Using the same asset bundle from Filebase, these floor tiles can be used to make matching walls for this room. A new floor tile variant is dragged into the hierarchy, and rotated upwards by holding the control key, to snap the rotation to whole increments.
This will be the base object of the first wall variant, so a new empty object is created to act as a parent.
The initial Sci-fi floor is dragged into the empty wall as a child object.
Changing this Pivot and Center button is very useful when if comes to rotation and repositioning. As seen here Center has the default Center of the object, while Pivot moves the “center of rotation and position” of the object to the edge.
A second tile is placed over the first and moved into place using Vertex Snapping.
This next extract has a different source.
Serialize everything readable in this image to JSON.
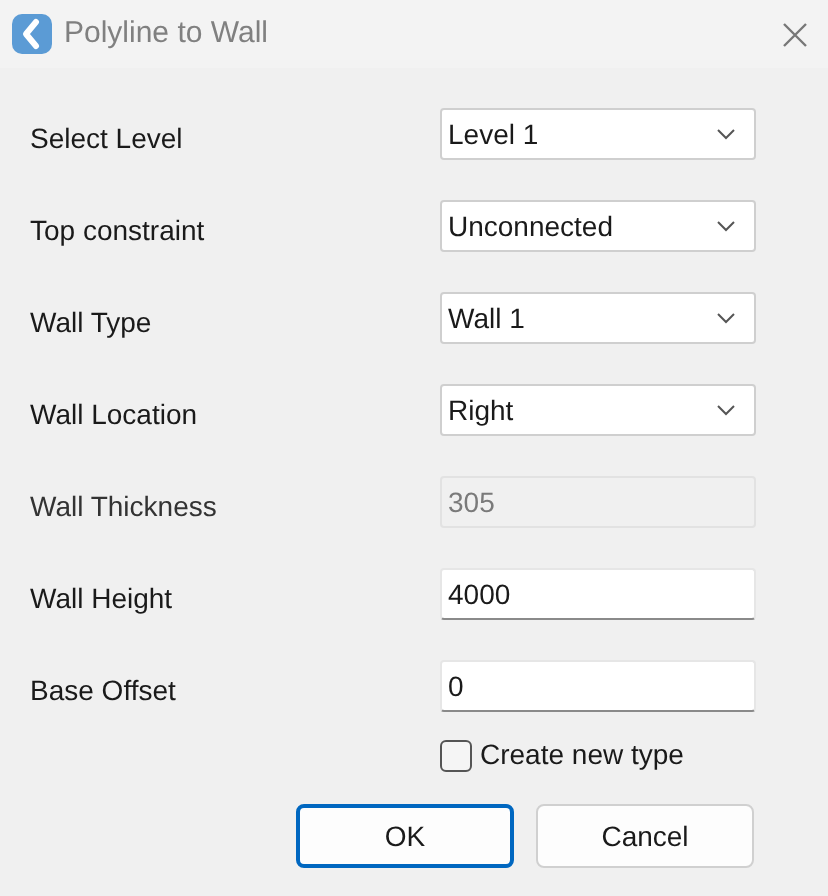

To use Vertex Snapping, first select the object you want to snap into place. Press and hold the V key, and the cursor will snap to the different vertices of the selected object. Left click on the vertex you wish to snap to position, and then drag it towards the vertices on the object you want to snap it to. Release the left click and V key once the object is snapped into position.
Using a few different game objects, I now have an interesting looking wall object.
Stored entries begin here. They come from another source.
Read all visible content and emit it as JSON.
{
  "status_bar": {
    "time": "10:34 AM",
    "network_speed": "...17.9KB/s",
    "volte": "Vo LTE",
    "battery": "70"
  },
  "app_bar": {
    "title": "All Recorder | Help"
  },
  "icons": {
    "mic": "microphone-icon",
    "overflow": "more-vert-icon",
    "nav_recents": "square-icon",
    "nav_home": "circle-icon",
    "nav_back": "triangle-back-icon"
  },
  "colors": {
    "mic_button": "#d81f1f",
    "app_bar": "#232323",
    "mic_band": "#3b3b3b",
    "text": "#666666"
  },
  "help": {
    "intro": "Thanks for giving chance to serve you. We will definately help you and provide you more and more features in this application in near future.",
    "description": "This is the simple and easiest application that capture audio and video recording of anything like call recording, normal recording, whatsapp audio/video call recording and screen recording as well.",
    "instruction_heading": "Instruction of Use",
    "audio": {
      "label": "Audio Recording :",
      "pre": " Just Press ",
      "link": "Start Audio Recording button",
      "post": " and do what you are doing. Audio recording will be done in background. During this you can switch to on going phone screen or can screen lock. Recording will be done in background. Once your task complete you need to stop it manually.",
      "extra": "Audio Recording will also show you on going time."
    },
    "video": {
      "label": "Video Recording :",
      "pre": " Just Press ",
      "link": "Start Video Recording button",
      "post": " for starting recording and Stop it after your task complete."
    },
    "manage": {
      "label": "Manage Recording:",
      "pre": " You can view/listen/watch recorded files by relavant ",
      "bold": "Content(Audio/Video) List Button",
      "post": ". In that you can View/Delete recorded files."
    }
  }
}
I will want to use this wall segment multiple times, so let’s make it a Prefab.
The solid 3D cube shows that the wall is now stored as a prefab, which means it can now be used in multiple instances, and edited via the original prefab.
A fast way to create variations from a prefab, is to drag it into the hierarchy and then Unpack it.
The original Wall_01 prefab is still stored and safe for future use. This unpacked prefab can be manipulated and resaved as a prefab variant.
The Wall_01 prefab is dragged to the side for comparison, and the new Wall_02 object is built in the same fashion as it’s predecessor.
Using the Pivot option is useful for aligning the bottom wall segments.
Here is the completed Wall_02 segment next to the Wall_01.
The Wall_02 game object can now be made into a prefab, adding to the small collection of wall objects ready to design with.
Vertex Snapping can be used to position the wall adjacent to the floor tiles.
The two wall prefabs are now duplicated and placed into position in the scene view. This clip shows the difference in rotation concerning the Pivot option compared to the Center option.
This is the scene after placing the wall elements around the perimeter of the floor.